Não sou a favor da eutanásia. E nem contra. Eu prefiro não me envolver em discussões tão complexas, afinal elas não me dizem respeito até que algo do tipo venha eventualmente a acontecer na minha família. Aí sim eu terei condições de elaborar achismos e me posicionar, pois só então saberei como e SE dói desligar aparelhos. Até o presente momento, meu dever enquanto ser humano solidário é ficar calada.

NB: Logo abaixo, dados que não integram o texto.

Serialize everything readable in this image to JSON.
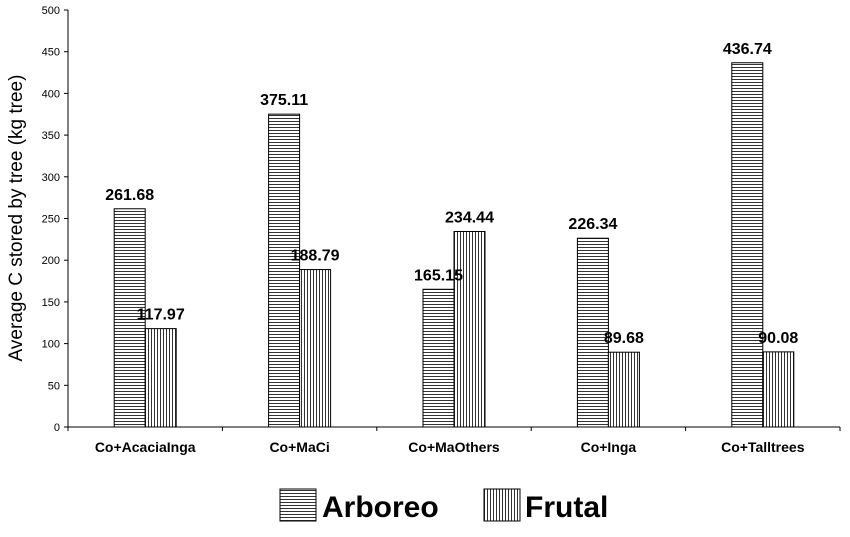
{
  "chart_data": {
    "type": "bar",
    "categories": [
      "Co+AcaciaInga",
      "Co+MaCi",
      "Co+MaOthers",
      "Co+Inga",
      "Co+Talltrees"
    ],
    "series": [
      {
        "name": "Arboreo",
        "values": [
          261.68,
          375.11,
          165.15,
          226.34,
          436.74
        ],
        "pattern": "horizontal-lines"
      },
      {
        "name": "Frutal",
        "values": [
          117.97,
          188.79,
          234.44,
          89.68,
          90.08
        ],
        "pattern": "vertical-lines"
      }
    ],
    "data_labels": [
      [
        "261.68",
        "375.11",
        "165.15",
        "226.34",
        "436.74"
      ],
      [
        "117.97",
        "188.79",
        "234.44",
        "89.68",
        "90.08"
      ]
    ],
    "title": "",
    "xlabel": "",
    "ylabel": "Average C stored by tree (kg tree)",
    "ylim": [
      0,
      500
    ],
    "yticks": [
      "0",
      "50",
      "100",
      "150",
      "200",
      "250",
      "300",
      "350",
      "400",
      "450",
      "500"
    ],
    "grid": false,
    "legend_position": "bottom",
    "colors": {
      "bar_fill": "#ffffff",
      "bar_stroke": "#000000",
      "pattern_stroke": "#000000"
    }
  }
}
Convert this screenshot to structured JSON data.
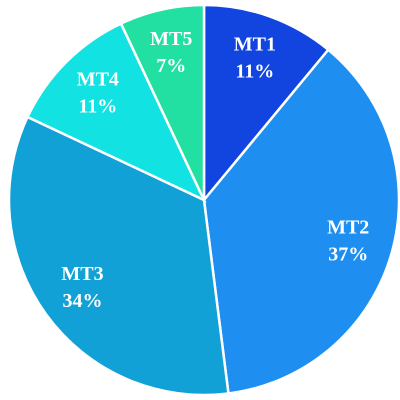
{
  "chart_data": {
    "type": "pie",
    "categories": [
      "MT1",
      "MT2",
      "MT3",
      "MT4",
      "MT5"
    ],
    "values": [
      11,
      37,
      34,
      11,
      7
    ],
    "value_labels": [
      "11%",
      "37%",
      "34%",
      "11%",
      "7%"
    ],
    "colors": [
      "#1244e0",
      "#1e8ff0",
      "#12a1d6",
      "#12e2e2",
      "#22e0a2"
    ]
  }
}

O máximo que me permito opinar é que, independentemente de a vida dela valer meio centavo ou não, o Estado, os políticos, os manifestantes de merda devem sair de cena, e apenas os responsáveis por ela devem decidir o que querem - e podem - fazer. Porque, qualquer que tenha sido o desejo da Terri, isso agora não importa. Chato, mas agora a moça não passa de um Tamagoshi gigante. Cabe aos donos do brinquedo (e não a mim, nem a você) decidirem se vale a pena continuar a alimentá-lo, ou não.

Mas, nesse particular caso, não se pode acusar os americanos de burrice ou falta de bom-humor. Sim, Terri Schiavo tem um blog. E gostava de chocar pessoas em boate com seus passinhos de dança. Ah, você pegou o bonde andando e não sabe do que se trata? Leia um resuminho da história aqui. Favor NÃO CLICAR nos links se você for politicamente correto, não gosta de "sick jokes" e se acha que é de mau gosto "brincar com a desgraça alheia". Comentários raivosos serão ignorados. Obrigada.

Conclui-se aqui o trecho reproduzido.